Déformation et mutilation ne sont pas
entendues en termes de laideur physique mais en termes de laideur constitutive
de l’être. De plus, l’être est également inférieur partout où le principe
féminin l’emporte sur la génération notamment quand un enfant de sexe masculin
ressemble plus à sa mère qu’à son père. En ce sens, mutilation, déformation,
monstruosité sont pour Aristote une prédominance du facteur matériel sur le
facteur formel. Or si la matière est assimilée à l’informe, à la mutilation, à
la déformation donc à l’être même de la laideur et la forme à ce qui structure
et ordonne, donc à l’être même de la
beauté, le féminin ne peut pas ne pas être associé à la laideur, et le masculin
à la beauté. Ainsi donc si « c’est de l’homme, selon Aristote, que vient la
forme, c'est-à-dire les caractéristiques essentielles de l’individu, le corps
féminin, la matière, offre toujours de la résistance, et lorsque celle-ci est
importante l’être vivant présente des malformations, voire des difformités qui
en font un monstre.
Le monstre est celui que l’on montre du
doigt parce qu’il est un mélange de ce qu’il aurait dû être et des éléments qui
n’appartiennent pas à son concept.
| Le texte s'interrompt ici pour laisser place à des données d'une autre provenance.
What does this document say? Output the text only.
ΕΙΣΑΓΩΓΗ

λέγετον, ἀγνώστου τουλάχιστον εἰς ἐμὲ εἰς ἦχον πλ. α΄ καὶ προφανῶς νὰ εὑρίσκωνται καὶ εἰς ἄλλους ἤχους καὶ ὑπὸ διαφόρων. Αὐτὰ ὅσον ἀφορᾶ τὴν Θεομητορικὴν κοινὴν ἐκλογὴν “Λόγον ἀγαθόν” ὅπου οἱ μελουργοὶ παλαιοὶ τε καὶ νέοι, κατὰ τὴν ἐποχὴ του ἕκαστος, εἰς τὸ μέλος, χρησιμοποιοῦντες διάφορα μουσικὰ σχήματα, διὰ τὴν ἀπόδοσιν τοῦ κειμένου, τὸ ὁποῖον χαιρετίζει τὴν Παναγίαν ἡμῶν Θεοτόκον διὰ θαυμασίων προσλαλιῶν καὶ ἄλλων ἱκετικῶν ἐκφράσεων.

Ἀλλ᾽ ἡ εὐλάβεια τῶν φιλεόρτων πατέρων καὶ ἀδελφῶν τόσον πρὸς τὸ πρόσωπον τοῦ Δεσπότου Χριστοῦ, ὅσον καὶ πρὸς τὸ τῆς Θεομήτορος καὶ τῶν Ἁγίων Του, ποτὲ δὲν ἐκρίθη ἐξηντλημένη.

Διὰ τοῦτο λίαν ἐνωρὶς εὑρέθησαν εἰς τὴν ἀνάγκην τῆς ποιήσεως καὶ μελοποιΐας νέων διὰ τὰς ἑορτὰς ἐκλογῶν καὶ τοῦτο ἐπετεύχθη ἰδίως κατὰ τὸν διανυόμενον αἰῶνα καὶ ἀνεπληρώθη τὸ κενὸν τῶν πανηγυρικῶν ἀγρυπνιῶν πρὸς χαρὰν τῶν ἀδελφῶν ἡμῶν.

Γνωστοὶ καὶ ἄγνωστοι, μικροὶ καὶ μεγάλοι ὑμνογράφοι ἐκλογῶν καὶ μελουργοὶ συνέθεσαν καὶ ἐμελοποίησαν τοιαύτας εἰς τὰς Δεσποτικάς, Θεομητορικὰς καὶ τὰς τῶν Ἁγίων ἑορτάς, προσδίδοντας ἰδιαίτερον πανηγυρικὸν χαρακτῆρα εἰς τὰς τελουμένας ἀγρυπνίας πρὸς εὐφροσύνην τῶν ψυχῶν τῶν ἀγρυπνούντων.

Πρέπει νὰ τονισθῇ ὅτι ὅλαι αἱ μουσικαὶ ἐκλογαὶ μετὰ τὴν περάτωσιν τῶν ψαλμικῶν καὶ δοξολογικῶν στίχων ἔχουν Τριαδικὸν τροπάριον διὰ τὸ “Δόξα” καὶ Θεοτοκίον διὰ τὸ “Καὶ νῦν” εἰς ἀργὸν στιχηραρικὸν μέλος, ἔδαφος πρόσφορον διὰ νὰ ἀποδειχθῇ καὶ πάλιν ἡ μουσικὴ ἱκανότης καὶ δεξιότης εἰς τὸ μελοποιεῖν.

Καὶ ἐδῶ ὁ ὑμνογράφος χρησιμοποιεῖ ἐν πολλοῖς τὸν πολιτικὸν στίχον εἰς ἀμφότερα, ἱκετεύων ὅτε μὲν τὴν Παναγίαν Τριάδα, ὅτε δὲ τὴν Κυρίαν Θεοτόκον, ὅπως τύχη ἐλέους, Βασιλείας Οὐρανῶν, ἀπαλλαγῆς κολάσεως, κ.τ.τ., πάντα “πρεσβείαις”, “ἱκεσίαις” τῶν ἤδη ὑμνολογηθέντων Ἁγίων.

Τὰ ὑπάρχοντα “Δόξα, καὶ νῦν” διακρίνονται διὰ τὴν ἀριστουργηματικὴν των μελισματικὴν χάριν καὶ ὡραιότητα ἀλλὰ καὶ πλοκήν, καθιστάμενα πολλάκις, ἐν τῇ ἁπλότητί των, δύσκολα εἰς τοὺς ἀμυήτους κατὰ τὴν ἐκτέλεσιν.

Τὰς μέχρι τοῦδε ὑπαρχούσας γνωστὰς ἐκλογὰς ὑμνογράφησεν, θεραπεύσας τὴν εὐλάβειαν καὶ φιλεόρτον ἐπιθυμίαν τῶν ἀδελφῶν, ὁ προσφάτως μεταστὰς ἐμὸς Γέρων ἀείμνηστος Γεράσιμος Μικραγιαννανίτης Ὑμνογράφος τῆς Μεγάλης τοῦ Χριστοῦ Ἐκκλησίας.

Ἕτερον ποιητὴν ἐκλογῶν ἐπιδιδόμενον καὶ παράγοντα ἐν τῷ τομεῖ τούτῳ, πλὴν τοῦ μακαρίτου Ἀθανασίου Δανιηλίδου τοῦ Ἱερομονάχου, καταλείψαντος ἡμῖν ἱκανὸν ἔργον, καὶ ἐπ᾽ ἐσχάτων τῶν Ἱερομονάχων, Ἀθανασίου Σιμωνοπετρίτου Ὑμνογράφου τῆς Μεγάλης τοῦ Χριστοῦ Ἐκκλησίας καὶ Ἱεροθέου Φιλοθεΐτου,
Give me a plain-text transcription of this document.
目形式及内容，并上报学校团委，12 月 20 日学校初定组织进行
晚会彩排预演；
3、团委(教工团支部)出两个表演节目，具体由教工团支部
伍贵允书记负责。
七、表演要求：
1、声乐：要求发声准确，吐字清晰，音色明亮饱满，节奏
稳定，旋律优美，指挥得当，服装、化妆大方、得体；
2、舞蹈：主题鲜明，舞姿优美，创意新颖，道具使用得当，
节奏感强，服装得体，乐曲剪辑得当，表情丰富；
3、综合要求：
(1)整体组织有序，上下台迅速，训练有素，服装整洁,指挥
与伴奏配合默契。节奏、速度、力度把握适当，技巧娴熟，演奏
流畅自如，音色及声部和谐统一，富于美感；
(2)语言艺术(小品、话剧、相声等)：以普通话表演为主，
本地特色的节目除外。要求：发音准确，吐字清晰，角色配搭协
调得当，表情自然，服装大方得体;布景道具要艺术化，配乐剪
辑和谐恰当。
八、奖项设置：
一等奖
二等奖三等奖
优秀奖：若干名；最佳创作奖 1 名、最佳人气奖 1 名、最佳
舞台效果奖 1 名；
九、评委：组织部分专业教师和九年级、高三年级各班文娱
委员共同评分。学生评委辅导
Dans cette perspective la femme apparaît
comme responsable, comme la source de toute monstruosité. Or, la monstruosité
c’est le désordre, c'est-à-dire le non-respect de l’ordre biologique naturel ».
Ne serait-ce pas dire alors que matière, monstruosité, désordre traduisent la laideur
ontologique de la femme, non seulement en tant qu’être, mais aussi dans les êtres
auxquels elle donne naissance quand ils lui ressemblent ?
On pourra d’ailleurs lire cette même
approche chez Saint Thomas, pour qui la femme est un mâle déficient, un homme
raté. « Considérée comme causée par la natura particularis (c.-à-d. l’action du
sperme mâle), une femme est un être déficient et dont la naissance a été
provoquée sans le vouloir (…) ». La femme est pensée dans cette perspective non
seulement en termes de défaut d’être, mais en termes d’accident. Il poursuit
son analyse en précisant que, « la puissance active du sperme cherche toujours
à produire quelque chose de totalement semblable à lui-même, qui soit mâle.
Ainsi donc, si une femme en résulte, cela est dû à une faiblesse du sperme ou
parce que la matière (fournie par le parent féminin) ne convient pas (…) ».
Dans cette première approche la
différenciation de l’être féminin et
masculin n’est pas séparable de la distinction de l’un pensé avant tout en
terme de corps, et de l’autre en terme d’esprit. D’autre part, l’un renvoie à
un moindre être, à un être déficient donc à ce qui caractérise une laideur
ontologique, et l’autre à un être structuré, supérieur donc à une beauté
ontologique. Cette analyse semble se confirmer d’ailleurs si on considère la
conception qui a été donnée de la femme du point de vue physiologique.
Extrait
de L’Etre féminin ou le fondement ontologique de la laideur.